L37156 Anliegerbeitrag Aufschließungsbeitrag Interessentenbeitrag
Steiermark;
L82000 Bauordnung;
L82006 Bauordnung Steiermark;

Norm

BauO Stmk 1968 §2;
BauO Stmk 1968 §57 Abs1 litb;
BauO Stmk 1968 §58 Abs1 lita;
BauRallg;

Betreff

Der Verwaltungsgerichtshof hat durch den Vorsitzenden Senatspräsident Dr. Draxler und die Hofräte Dr. Würth, Dr. Leukauf, Dr. Giendl und Dr. Müller als Richter, im Beisein der Schriftführerin Mag. Gritsch, über die Beschwerde des N gegen den Bescheid des Gemeinderates der Landeshauptstadt Graz vom 8. November 1990, Zl. A 17-K-6080/1990-1, betreffend Einwendungen gegen ein Bauvorhaben (mitbeteiligte Partei: Buchhandlung X), zu Recht erkannt:

Spruch

Der angefochtene Bescheid wird wegen Rechtswidrigkeit infolge Verletzung von Verfahrensvorschriften aufgehoben.

Die Landeshauptstadt Graz hat dem Beschwerdeführer Aufwendungen in der Höhe von S 11.660,-- binnen zwei Wochen bei sonstiger Exekution zu ersetzen.
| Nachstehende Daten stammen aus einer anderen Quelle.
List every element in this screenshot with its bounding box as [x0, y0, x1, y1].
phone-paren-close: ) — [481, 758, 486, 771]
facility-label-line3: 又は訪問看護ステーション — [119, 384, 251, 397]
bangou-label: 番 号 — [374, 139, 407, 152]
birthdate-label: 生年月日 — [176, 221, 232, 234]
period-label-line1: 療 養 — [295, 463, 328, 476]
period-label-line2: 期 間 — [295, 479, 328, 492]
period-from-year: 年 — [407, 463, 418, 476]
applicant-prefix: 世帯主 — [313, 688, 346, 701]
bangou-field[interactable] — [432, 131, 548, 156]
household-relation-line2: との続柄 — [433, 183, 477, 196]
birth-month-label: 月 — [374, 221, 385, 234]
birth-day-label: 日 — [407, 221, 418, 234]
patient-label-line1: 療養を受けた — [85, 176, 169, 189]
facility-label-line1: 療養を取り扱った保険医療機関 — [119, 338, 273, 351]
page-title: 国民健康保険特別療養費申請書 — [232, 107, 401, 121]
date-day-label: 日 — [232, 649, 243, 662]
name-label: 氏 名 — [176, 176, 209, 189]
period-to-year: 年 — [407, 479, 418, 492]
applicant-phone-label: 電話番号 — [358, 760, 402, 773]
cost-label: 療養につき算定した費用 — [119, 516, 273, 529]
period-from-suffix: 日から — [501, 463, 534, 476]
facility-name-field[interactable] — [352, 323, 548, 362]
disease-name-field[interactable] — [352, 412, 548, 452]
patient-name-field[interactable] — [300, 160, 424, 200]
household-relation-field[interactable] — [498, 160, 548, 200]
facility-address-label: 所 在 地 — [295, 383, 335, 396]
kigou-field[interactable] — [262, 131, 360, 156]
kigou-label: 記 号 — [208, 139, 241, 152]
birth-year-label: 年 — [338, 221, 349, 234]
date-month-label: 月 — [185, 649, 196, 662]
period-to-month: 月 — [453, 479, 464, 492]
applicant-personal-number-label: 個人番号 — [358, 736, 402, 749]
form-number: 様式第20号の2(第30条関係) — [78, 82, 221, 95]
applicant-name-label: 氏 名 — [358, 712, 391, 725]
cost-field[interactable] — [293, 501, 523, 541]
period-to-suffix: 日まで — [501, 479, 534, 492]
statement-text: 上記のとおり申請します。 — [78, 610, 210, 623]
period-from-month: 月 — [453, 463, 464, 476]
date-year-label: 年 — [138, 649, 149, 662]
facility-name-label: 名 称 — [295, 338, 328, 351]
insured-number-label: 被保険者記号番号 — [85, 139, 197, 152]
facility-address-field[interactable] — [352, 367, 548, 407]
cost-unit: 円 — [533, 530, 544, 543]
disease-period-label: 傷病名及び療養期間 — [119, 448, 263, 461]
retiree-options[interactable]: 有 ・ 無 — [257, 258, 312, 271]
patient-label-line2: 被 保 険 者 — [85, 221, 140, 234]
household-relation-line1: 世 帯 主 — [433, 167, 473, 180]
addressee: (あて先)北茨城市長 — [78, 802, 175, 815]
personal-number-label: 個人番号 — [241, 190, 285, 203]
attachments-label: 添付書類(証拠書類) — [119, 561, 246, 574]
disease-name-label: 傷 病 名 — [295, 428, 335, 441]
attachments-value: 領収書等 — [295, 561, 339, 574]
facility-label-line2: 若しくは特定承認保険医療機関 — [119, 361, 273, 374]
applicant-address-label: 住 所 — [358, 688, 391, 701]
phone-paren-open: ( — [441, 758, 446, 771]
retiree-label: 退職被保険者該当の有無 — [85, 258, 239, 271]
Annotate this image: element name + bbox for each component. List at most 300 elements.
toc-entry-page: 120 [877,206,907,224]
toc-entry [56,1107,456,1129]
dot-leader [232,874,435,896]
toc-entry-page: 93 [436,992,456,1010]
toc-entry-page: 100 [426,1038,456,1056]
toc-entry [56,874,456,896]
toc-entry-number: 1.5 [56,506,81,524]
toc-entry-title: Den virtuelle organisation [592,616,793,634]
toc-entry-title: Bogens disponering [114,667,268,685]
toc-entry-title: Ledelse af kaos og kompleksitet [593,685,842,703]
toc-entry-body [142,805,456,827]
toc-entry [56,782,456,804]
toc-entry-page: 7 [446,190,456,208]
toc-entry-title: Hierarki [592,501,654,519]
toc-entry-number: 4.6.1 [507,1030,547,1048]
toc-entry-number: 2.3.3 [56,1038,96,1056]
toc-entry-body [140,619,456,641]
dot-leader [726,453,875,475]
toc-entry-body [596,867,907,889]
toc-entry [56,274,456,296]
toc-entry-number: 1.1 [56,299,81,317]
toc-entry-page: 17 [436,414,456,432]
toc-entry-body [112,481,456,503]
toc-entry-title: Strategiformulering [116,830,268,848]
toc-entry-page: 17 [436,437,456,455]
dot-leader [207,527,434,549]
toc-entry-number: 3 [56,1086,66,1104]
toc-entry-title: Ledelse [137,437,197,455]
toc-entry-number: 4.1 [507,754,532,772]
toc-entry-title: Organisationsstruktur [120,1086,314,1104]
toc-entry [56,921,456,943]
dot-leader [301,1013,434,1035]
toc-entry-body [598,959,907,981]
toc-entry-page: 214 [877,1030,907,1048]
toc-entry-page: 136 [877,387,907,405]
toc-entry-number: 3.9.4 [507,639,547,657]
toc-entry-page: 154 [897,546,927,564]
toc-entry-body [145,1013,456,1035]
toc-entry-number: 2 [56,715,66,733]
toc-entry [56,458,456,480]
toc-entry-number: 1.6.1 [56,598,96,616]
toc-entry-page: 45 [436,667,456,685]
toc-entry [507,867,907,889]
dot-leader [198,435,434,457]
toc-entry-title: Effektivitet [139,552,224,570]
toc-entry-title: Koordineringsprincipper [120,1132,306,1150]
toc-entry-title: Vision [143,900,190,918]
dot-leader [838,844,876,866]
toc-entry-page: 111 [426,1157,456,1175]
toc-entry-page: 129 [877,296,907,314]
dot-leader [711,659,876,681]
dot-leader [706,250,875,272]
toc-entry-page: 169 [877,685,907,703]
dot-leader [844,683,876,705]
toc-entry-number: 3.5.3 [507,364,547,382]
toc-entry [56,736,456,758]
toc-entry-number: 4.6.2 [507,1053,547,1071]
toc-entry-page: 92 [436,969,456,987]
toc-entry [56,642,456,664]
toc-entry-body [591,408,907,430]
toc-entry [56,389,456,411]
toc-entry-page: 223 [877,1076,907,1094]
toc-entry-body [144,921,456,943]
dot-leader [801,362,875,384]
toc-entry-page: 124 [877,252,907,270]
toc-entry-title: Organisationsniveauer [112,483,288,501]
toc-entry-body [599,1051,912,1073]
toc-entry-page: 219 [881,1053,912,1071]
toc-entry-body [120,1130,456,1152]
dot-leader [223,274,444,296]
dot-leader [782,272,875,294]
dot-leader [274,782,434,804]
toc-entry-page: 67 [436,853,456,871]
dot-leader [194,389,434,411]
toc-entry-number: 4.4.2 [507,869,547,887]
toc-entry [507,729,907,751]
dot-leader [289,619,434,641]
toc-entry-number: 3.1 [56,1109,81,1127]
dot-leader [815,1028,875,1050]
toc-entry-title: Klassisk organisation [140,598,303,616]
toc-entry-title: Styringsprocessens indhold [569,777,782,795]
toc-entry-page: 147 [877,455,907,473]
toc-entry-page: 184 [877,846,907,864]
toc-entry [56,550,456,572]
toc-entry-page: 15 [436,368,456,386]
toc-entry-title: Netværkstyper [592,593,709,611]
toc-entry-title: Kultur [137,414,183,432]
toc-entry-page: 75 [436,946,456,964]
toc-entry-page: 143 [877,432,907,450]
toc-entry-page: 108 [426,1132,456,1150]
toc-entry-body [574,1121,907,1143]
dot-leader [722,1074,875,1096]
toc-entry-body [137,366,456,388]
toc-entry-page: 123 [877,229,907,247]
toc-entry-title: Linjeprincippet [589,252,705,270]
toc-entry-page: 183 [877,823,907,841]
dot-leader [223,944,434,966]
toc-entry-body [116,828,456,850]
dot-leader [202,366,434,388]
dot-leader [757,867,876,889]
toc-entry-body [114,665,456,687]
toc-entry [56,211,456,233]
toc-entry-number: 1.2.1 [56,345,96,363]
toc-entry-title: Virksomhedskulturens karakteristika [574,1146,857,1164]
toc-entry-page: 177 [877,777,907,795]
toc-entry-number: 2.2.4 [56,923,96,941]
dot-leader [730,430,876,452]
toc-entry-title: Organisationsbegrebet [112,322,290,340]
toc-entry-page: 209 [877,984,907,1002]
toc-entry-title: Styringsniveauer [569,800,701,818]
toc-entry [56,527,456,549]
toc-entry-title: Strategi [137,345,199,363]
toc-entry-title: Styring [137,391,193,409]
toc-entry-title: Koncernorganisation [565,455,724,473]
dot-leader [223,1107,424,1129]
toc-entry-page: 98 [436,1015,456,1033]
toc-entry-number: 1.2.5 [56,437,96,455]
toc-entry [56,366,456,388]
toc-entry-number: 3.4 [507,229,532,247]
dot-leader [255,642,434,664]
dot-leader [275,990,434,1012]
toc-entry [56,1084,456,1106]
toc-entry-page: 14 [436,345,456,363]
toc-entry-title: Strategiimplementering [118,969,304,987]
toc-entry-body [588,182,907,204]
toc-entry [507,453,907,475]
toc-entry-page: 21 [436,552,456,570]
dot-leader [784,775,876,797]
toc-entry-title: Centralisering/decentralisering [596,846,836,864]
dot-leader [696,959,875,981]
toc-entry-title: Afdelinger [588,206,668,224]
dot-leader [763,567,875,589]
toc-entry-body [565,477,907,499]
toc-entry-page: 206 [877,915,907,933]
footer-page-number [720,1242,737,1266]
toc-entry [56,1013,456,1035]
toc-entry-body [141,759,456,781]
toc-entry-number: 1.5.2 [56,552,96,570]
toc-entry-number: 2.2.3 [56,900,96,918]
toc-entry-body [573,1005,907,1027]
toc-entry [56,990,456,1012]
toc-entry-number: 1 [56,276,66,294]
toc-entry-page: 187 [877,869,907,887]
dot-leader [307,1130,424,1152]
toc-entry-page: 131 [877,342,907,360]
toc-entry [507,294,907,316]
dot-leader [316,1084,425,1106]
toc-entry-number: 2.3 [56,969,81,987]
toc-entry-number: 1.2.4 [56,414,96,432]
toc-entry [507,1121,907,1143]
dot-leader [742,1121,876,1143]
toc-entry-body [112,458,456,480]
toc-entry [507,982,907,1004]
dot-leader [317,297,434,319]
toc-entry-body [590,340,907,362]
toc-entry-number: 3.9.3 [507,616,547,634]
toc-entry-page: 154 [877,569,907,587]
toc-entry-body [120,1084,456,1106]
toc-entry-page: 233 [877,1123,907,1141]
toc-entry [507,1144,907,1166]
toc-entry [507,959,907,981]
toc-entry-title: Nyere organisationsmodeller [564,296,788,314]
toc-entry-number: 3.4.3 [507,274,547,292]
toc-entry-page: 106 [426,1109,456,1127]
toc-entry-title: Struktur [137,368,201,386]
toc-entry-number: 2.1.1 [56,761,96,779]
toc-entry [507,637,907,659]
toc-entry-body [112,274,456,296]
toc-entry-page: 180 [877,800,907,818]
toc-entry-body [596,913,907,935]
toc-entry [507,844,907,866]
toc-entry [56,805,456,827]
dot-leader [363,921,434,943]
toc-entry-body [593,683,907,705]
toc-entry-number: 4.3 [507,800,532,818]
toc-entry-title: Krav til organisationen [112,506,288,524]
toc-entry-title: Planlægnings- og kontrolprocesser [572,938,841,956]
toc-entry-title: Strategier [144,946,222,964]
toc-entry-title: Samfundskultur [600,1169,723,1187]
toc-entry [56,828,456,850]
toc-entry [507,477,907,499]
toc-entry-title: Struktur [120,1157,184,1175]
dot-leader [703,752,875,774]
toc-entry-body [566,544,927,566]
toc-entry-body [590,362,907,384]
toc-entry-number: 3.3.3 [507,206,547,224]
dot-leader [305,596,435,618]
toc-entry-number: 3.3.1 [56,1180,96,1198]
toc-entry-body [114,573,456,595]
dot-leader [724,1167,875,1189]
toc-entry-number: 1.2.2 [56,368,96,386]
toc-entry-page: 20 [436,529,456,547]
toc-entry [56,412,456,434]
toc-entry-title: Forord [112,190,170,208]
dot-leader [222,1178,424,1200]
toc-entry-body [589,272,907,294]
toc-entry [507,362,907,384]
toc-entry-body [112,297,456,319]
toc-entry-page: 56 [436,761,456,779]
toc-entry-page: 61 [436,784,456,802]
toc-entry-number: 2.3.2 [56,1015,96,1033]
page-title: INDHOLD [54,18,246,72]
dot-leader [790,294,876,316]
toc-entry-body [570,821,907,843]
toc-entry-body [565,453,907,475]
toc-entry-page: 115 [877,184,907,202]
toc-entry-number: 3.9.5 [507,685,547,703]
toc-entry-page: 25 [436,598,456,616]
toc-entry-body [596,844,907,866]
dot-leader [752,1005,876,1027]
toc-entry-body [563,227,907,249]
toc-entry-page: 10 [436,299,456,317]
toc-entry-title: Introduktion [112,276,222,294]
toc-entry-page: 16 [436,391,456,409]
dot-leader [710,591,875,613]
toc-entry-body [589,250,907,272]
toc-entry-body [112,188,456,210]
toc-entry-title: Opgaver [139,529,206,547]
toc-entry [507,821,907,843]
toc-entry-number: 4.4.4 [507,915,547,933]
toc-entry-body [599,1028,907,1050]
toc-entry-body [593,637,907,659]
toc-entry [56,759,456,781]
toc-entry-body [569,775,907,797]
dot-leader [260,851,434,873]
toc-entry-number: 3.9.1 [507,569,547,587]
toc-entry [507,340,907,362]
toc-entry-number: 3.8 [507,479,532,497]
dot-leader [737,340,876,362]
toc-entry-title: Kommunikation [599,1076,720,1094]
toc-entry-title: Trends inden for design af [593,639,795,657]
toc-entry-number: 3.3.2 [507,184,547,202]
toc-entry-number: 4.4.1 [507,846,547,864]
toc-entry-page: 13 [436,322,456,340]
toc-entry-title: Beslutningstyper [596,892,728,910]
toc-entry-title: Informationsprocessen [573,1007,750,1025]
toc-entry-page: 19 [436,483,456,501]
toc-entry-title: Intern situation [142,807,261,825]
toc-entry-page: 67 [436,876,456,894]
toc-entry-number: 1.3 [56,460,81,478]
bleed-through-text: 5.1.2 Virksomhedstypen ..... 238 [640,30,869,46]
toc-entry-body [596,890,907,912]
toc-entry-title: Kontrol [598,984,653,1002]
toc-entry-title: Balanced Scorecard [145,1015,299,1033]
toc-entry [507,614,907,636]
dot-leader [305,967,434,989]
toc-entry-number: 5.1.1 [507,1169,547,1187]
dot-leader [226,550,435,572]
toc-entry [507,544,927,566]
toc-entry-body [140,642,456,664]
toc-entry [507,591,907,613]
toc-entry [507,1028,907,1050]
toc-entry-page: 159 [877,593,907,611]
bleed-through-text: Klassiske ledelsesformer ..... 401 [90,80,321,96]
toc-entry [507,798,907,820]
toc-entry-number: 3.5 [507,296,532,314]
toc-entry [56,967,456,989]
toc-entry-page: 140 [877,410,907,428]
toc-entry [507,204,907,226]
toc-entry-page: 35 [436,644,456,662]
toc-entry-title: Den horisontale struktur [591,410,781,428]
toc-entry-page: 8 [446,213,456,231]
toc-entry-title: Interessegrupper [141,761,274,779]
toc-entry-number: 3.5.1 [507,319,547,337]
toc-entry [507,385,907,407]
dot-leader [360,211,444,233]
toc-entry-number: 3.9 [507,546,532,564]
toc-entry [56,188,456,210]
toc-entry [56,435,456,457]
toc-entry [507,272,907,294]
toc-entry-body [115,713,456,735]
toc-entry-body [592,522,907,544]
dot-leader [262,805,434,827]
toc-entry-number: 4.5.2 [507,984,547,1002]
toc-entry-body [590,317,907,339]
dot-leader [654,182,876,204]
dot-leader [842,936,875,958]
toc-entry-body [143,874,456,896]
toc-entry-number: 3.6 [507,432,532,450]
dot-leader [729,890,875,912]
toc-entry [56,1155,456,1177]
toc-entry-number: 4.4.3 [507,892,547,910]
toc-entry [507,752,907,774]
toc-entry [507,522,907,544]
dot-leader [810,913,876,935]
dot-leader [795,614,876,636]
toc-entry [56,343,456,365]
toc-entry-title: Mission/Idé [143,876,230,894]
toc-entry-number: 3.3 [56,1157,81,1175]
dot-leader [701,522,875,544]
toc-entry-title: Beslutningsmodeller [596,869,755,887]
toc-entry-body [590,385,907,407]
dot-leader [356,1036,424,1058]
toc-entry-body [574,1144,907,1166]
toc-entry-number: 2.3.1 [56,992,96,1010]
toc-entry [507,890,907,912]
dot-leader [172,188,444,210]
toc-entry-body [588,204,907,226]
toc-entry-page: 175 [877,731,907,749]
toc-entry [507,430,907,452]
Das Mehrbegehren wird abgewiesen.

Begründung

Zur Vorgeschichte wird auf das hg. Erkenntnis vom 6. Dezember 1990, Zl. 90/06/0113, verwiesen. Darin wurde festgestellt, daß die Häuser A-Straße m (Eigentum der Mitbeteiligten) und A-Straße n (Eigentum des Beschwerdeführers) einen gemeinsamen Lichthof aufweisen, der bis in den 1. Stock durch eine Mauer getrennt war. Im Jahre 1929 soll im Hause A-Straße m im Parterre und im 1. Stock durch den Lichthof je ein Gang zum Osttrakt geschaffen worden sein. Der Fußboden des Ganges im ersten Stock habe aus Luxfergläsern bestanden, die Zierverglasung der Decke soll durch ein schräges Glasdach geschützt gewesen sein. Gegenstand des Erkenntnisses vom 6. Dezember 1990 war die Erteilung einer Baubewilligung an die mitbeteiligte Partei für eine neue Stahlbetondecke und eine Brüstungsmauer im Innenhof im Bereich des zweiten Obergeschoßes gewesen. Der Verwaltungsgerichtshof hat mit dem Erkenntnis vom 6. Dezember 1990 den angefochtenen Bescheid wegen inhaltlicher Rechtswidrigkeit aufgehoben, weil dem Bauansuchen ein Bauplan mit Baubeschreibung, aus dem die für die Bewilligung maßgeblichen Umstände ersichtlich waren, fehlten und die belangte Behörde § 58 Abs. 2 der Steiermärkischen Bauordnung in der Fassung LGBl. Nr. 14/1989 unrichtig ausgelegt hat.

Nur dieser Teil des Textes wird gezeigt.